Uzunçorap | 25.09.2016 | Rüzgarın Kalbi
Rüzgarın Kalbi

Rüzgar'la evlenir misin?
Geçen bölüm Rüzgar'ın Zeynep'e diz çöküp (çökmeseniz olmaz ey siz şövalyeler) evlenme teklifi etmesiyle sonlanmıştı. Rüzgar'ın, Kutay dengesizi Zeynep'ten vazgeçsin diye yapmış olduğunun ortaya çıktığı bu eylem işe yaradı, Kutay İstanbul'a dönmeye karar verdi. Ya da silahla ilgili o kararı aldı. Yani arada bir karar değişikliği mi oldu, orası belli olmadı. Babasında gördü ilk kez silahı. Babası da iş hayatındaki bütün başarısızlığı Kutay'a yüklüyor. Tamam tefeciden Kutay'ın ısrarıyla borç almışlar ve şu anda Kutay'ın hiç umrunda değil ne tefeciler ne de şirketin borcu ve adam da sonuçta tehdit ediliyor ama nihayetinde tefeciden niye borç almışlar, demek ki Teoman'ın bizzat kendisi işleri pek de iyi idare edememiş. "Senin nefes alman bile israf" dedi adam oğluna, isterse boş olsun, isterse emniyeti kapalıymış olsun, adam oğlunun başına siha dayadı yahu. Kazalar nasıl oluyor. Bu adamın oğlu olmak da Kutay'ın talihi ya da talihsizliği.

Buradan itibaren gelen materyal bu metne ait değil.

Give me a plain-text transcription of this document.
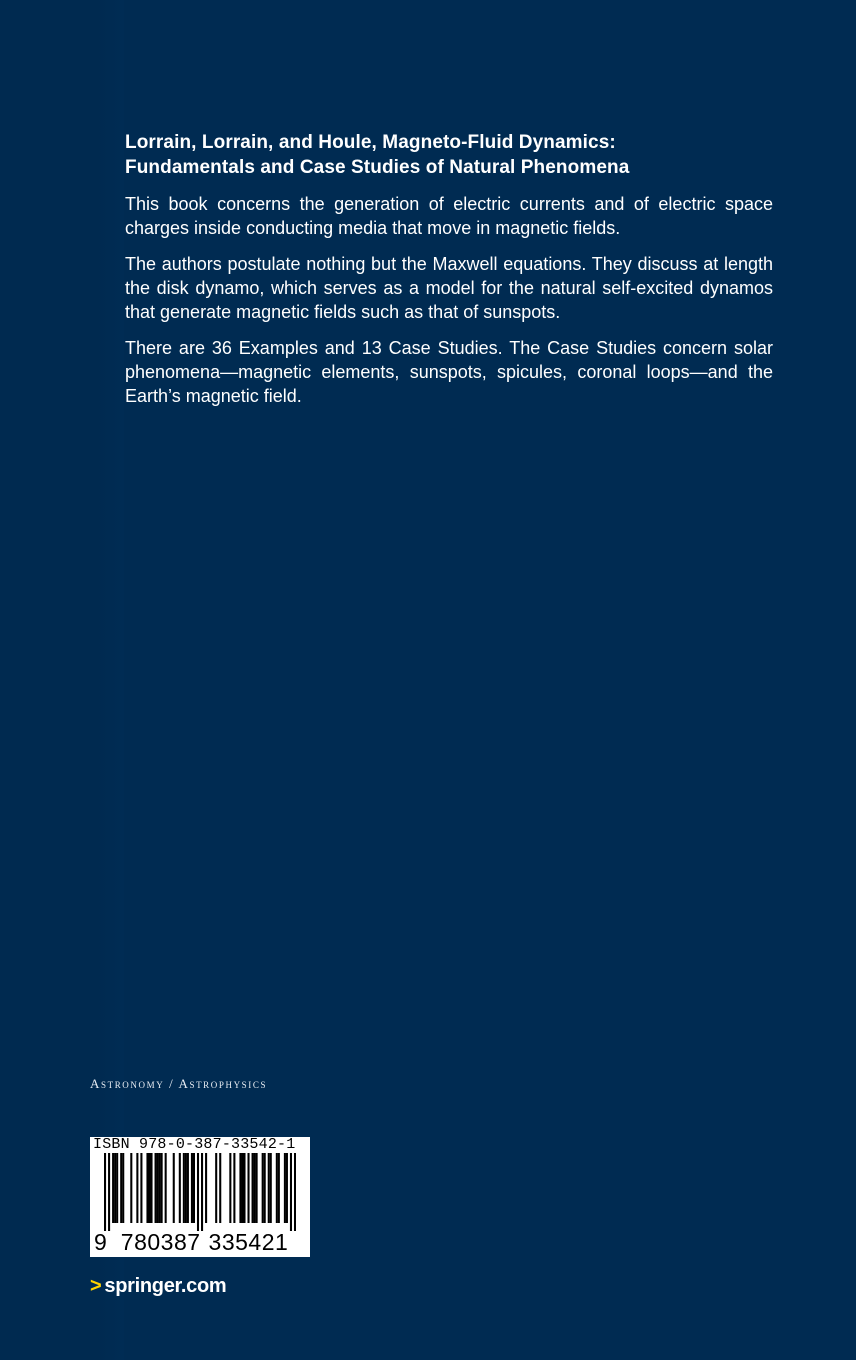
Lorrain, Lorrain, and Houle, Magneto-Fluid Dynamics:
Fundamentals and Case Studies of Natural Phenomena

This book concerns the generation of electric currents and of electric space charges inside conducting media that move in magnetic fields.

The authors postulate nothing but the Maxwell equations. They discuss at length the disk dynamo, which serves as a model for the natural self-excited dynamos that generate magnetic fields such as that of sunspots.

There are 36 Examples and 13 Case Studies. The Case Studies concern solar phenomena—magnetic elements, sunspots, spicules, coronal loops—and the Earth’s magnetic field.

Astronomy / Astrophysics
ISBN 978-0-387-33542-1
9 780387 335421
> springer.com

Dağ evinde fırtınalı bir gece
Bu evlenme teklifi Zeynep'te infiale yol açtı. Tüm bölüm de böyle sürdü. Zeynep'le Rüzgar arasındaki gerginliği anlamsız buldum. Zeynep habire iyilik istediği ve defalarca karşılık bulduğu birine karşı yeterince teveccüh hissetmiyor. Üstelik tartışma sonrasında Rüzgar geldi evlerine, Zeynep yanından geçti ama Rüzgar'a bir "Merhaba" bile demedi. Üstelik Rüzgar bu yardımları karşılıksız yapıyor. Sahi hani para ödeyeceklerdi, ne oldu o durum, ödediler mi? Zeynep'in dedesinin dağ evine gittiği akşam da o yağmurda çocuk gelmiş yardıma, hala sen dön, diyor. Etraf çamur, yağmur sağanak, tahminen rakım da yüksek, yani "gel sen de bir kurulan" diyeceğine, tutturdu "dön de dön". Rüzgar kendiliğinden onlara gitti,  bir ihtiyacınız var mı diye, şu ince düşünceliliğe bakar mısın. Bu ailenin Rüzgar'a gösterdiği yakınlık onunkinin yanında gerçekten az. Dede Muammer istisna. Gerçi Ayla da nispeten sıcak da dede Muammer başka.


Yel Değirmeninde hayaller
Rüzgar da Zeynep de yel değirmeninin oraya birbirlerinden habersiz çıktıklarında karşılaşsınlar istedim ama olmadı. Fakat güzel sahneydi. Dağ evi çok güzeldi ama Rüzgar'ın Zeynep'i bulması sahnesi çekim olarak, orada birlikte geçirdikleri akşam da hikaye olarak tam olmadı kanımca. Bir acele ya da bir ritimsizlik, bir şeyler tam olmadı. Ayrıca koskoca bir akşam geçiriyorsunuz, Rüzgar niye gerçeği anlatmadın. Daha önce dayına Zeynep'in bilmesi gerekiyor filan demiştin ama fırsat bulamamıştın, işte kocaman bir fırsat oldu?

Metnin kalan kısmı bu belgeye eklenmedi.